O aumento da depressão entre os jovens no Brasil

Enviada em 09/07/2018

Ansiedade, sofrimento emocional e solidão são alguns dos diversos sintomas de uma terrível doença que pode levar suas vítimas ao suicídio - a depressão. Por conseguinte, deve-se reconhecer a necessidade de diminuir a ocorrência de casos desse grave distúrbio no Brasil, principalmente, entre os jovens. Nesse sentido, aspectos como a ineficiência estatal e o descaso social não podem ser negligenciados.

Em primeira análise, cabe pontuar que é um direito garantido pela Constituição Federal de 1988 o acesso à saúde qualitativa para todos os cidadãos. Entretanto, por conta de um governo imerso em escândalos de corrupções e, majoritariamente, ordinário, não se observa a efetividade da constituinte no cotidiano das pessoas com depressão.

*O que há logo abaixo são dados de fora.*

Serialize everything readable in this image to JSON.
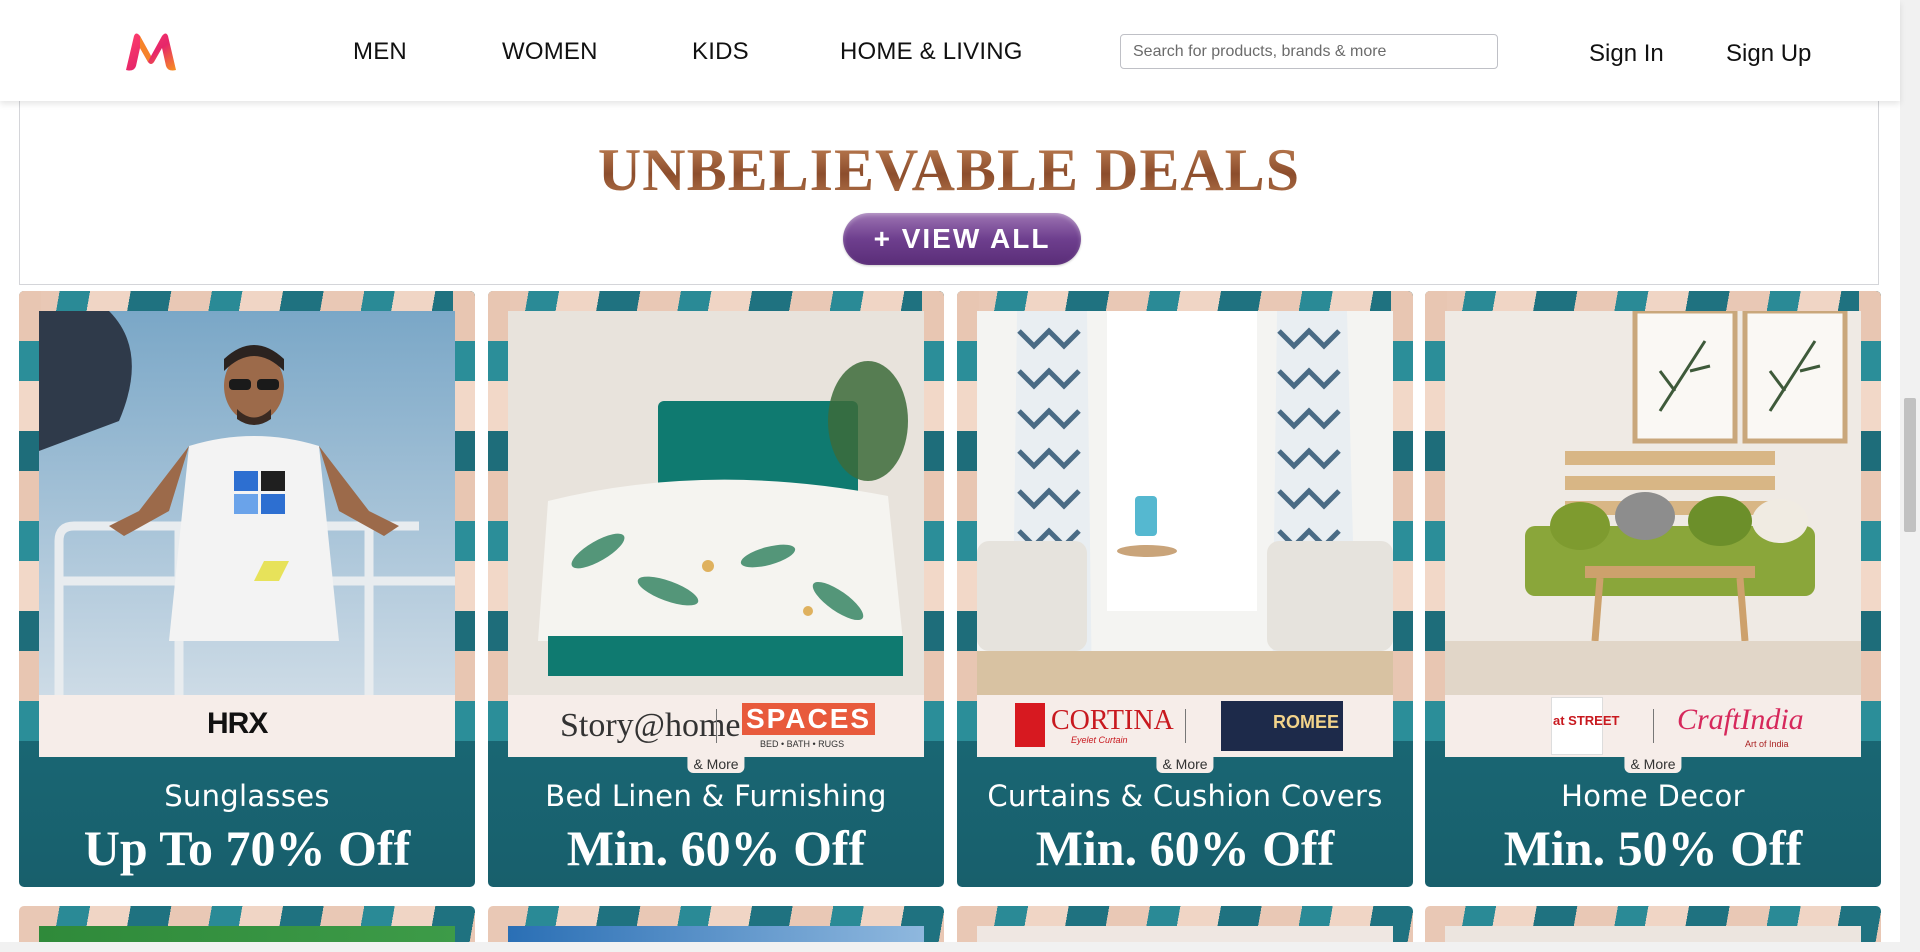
{
  "header": {
    "logo_alt": "Myntra",
    "nav": [
      "MEN",
      "WOMEN",
      "KIDS",
      "HOME & LIVING"
    ],
    "search_placeholder": "Search for products, brands & more",
    "sign_in": "Sign In",
    "sign_up": "Sign Up"
  },
  "deals": {
    "title": "UNBELIEVABLE DEALS",
    "view_all": "+ VIEW ALL"
  },
  "cards": [
    {
      "category": "Sunglasses",
      "offer": "Up To 70% Off",
      "brands": [
        "HRX"
      ],
      "more": ""
    },
    {
      "category": "Bed Linen & Furnishing",
      "offer": "Min. 60% Off",
      "brands": [
        "Story@home",
        "SPACES"
      ],
      "brand_sub": "BED • BATH • RUGS",
      "more": "& More"
    },
    {
      "category": "Curtains & Cushion Covers",
      "offer": "Min. 60% Off",
      "brands": [
        "CORTINA",
        "ROMEE"
      ],
      "brand_sub": "Eyelet Curtain",
      "more": "& More"
    },
    {
      "category": "Home Decor",
      "offer": "Min. 50% Off",
      "brands": [
        "at STREET",
        "CraftIndia"
      ],
      "brand_sub": "Art of India",
      "more": "& More"
    }
  ],
  "colors": {
    "accent_logo_pink": "#ff3f6c",
    "accent_logo_orange": "#f7931e",
    "deals_title": "#a7673f",
    "view_all_purple": "#6e3f8e",
    "card_teal": "#1b6f7c"
  }
}
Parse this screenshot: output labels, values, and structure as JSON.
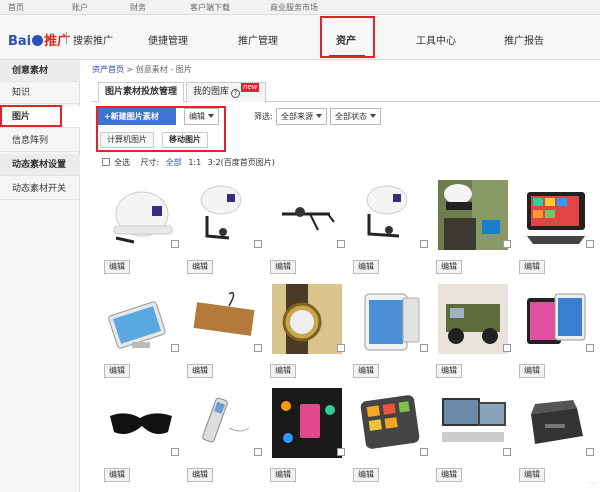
{
  "topbar": {
    "home": "首页",
    "account": "账户",
    "finance": "财务",
    "client_download": "客户端下载",
    "service_market": "商业服务市场"
  },
  "header": {
    "logo_bai": "Bai",
    "logo_tui": "推广",
    "brand_text": "搜索推广",
    "nav": [
      "便捷管理",
      "推广管理",
      "资产",
      "工具中心",
      "推广报告"
    ]
  },
  "sidebar": {
    "items": [
      "创意素材",
      "知识",
      "图片",
      "信息阵列",
      "动态素材设置",
      "动态素材开关"
    ]
  },
  "breadcrumb": {
    "link": "资产首页",
    "sep": " > ",
    "rest": "创意素材 - 图片"
  },
  "tabs": {
    "manage": "图片素材投放管理",
    "library": "我的图库",
    "new_badge": "new",
    "help": "?"
  },
  "toolbar": {
    "new_button": "+新建图片素材",
    "edit_select": "编辑",
    "filter_label": "筛选:",
    "source_select": "全部来源",
    "status_select": "全部状态"
  },
  "subtabs": {
    "computer": "计算机图片",
    "mobile": "移动图片"
  },
  "options": {
    "select_all": "全选",
    "size_label": "尺寸:",
    "all": "全部",
    "ratio1": "1:1",
    "ratio2": "3:2(百度首页图片)"
  },
  "edit_label": "编辑",
  "watermark": "···"
}
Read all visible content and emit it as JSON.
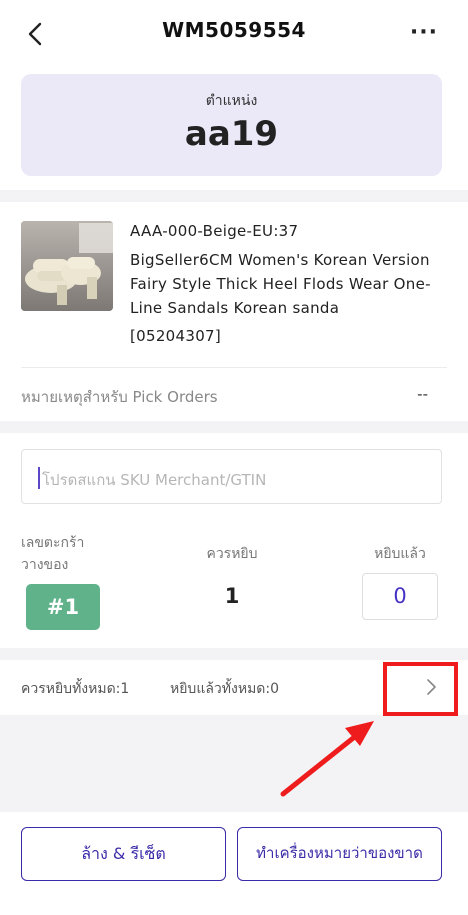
{
  "header": {
    "title": "WM5059554",
    "back_icon": "chevron-left-icon",
    "more_label": "···"
  },
  "location": {
    "label": "ตำแหน่ง",
    "value": "aa19"
  },
  "product": {
    "sku": "AAA-000-Beige-EU:37",
    "name": "BigSeller6CM  Women's Korean Version Fairy Style Thick Heel Flods Wear One-Line Sandals Korean sanda",
    "code": "[05204307]"
  },
  "pick_note": {
    "label": "หมายเหตุสำหรับ Pick Orders",
    "value": "--"
  },
  "scan": {
    "placeholder": "โปรดสแกน SKU Merchant/GTIN"
  },
  "pick": {
    "basket_label_line1": "เลขตะกร้า",
    "basket_label_line2": "วางของ",
    "basket_value": "#1",
    "needed_label": "ควรหยิบ",
    "needed_value": "1",
    "picked_label": "หยิบแล้ว",
    "picked_value": "0"
  },
  "summary": {
    "total_text": "ควรหยิบทั้งหมด:1",
    "picked_text": "หยิบแล้วทั้งหมด:0"
  },
  "footer": {
    "reset_label": "ล้าง & รีเซ็ต",
    "missing_label": "ทำเครื่องหมายว่าของขาด"
  },
  "colors": {
    "accent": "#3a2ba8",
    "location_bg": "#ebe8f7",
    "basket_green": "#5fb28a",
    "annotation_red": "#ee1c1c"
  }
}
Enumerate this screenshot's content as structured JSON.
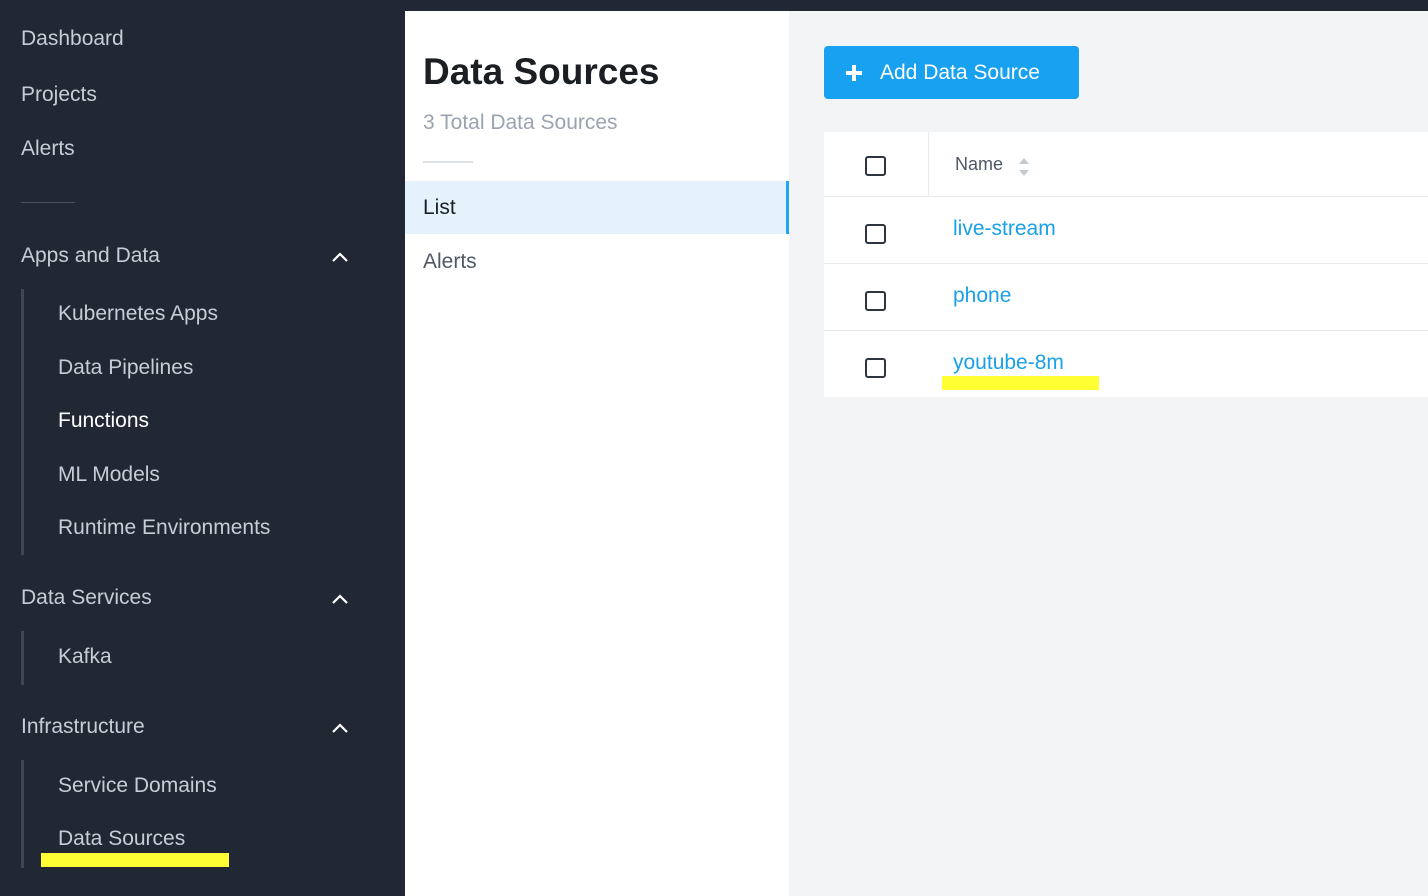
{
  "sidebar": {
    "top_items": [
      {
        "label": "Dashboard"
      },
      {
        "label": "Projects"
      },
      {
        "label": "Alerts"
      }
    ],
    "sections": [
      {
        "label": "Apps and Data",
        "items": [
          "Kubernetes Apps",
          "Data Pipelines",
          "Functions",
          "ML Models",
          "Runtime Environments"
        ]
      },
      {
        "label": "Data Services",
        "items": [
          "Kafka"
        ]
      },
      {
        "label": "Infrastructure",
        "items": [
          "Service Domains",
          "Data Sources"
        ]
      }
    ],
    "active_item": "Functions",
    "highlight_color": "#ffff33"
  },
  "panel": {
    "title": "Data Sources",
    "subtitle": "3 Total Data Sources",
    "tabs": [
      {
        "label": "List",
        "active": true
      },
      {
        "label": "Alerts",
        "active": false
      }
    ]
  },
  "main": {
    "add_button": {
      "label": "Add Data Source",
      "icon": "plus-icon"
    },
    "table": {
      "column_name": "Name",
      "rows": [
        {
          "name": "live-stream"
        },
        {
          "name": "phone"
        },
        {
          "name": "youtube-8m"
        }
      ]
    }
  },
  "colors": {
    "sidebar_bg": "#212833",
    "accent": "#17a1f0",
    "link": "#1aa0e8",
    "active_tab_bg": "#e4f3fb"
  }
}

Uma prova são os hospitais públicos que, em grande escala, não contam com uma quantidade razoável de profissionais aptos a cuidarem de distúrbios psíquicos.

Além disso, alguns governantes tratam a enfermidade com desprezo. Em Julho de 2018, o deputado Marco Feliciano postou uma enquete em suas redes sociais questionando, de forma tendenciosa, se a temática é realmente causada por uma doença ou por demônios. Desse modo, sabendo que muitos governantes expressam pensamentos parecidos com o do deputado, por conta da ignorância e mediocridade, fica nítido o despreparo do Estado frente ao problema.

Outrossim, é necessário frisar que a sociedade, na maioria das vezes, também não da a  atenção básica e vital para as vítimas. Como revela a teoria lamarckiana, o meio induz mudanças nas formas e hábitos dos indivíduos. Dessa maneira, é primordial destacar que o ambiente é um fator importante, tanto para a causa e agravamento da doença, quanto para a profilaxia e tratamento. Exemplo são, respectivamente, os problemas familiares que muitas vezes causam ou agravam e o apoio de amigos que podem prevenir ou atenuar a enfermidade.

Medidas, portanto, são imprescindíveis para evitar o aumento da depressão entre os jovens no Brasil. Destarte, é preciso que o Ministério da Saúde implemente em todas unidades de Sistema Único de Saúde (SUS) e em Unidades de Pronto Atendimento (UPA) setores direcionados ao atendimento de pacientes com esse distúrbio por profissionais capacitados, a fim de garantir o tratamento desse cidadãos. Ademais, como expresso por Nelson Mandela, a educação é a melhor ferramenta para mudanças. Dessa forma, o Ministério da Educação deve promover nas escolas, por intermédio da disciplina de Sociologia, o debate sobre a temática, possibilitando aos alunos reconhecer a gravidade da questão e evitando discursos dotados de desinformação.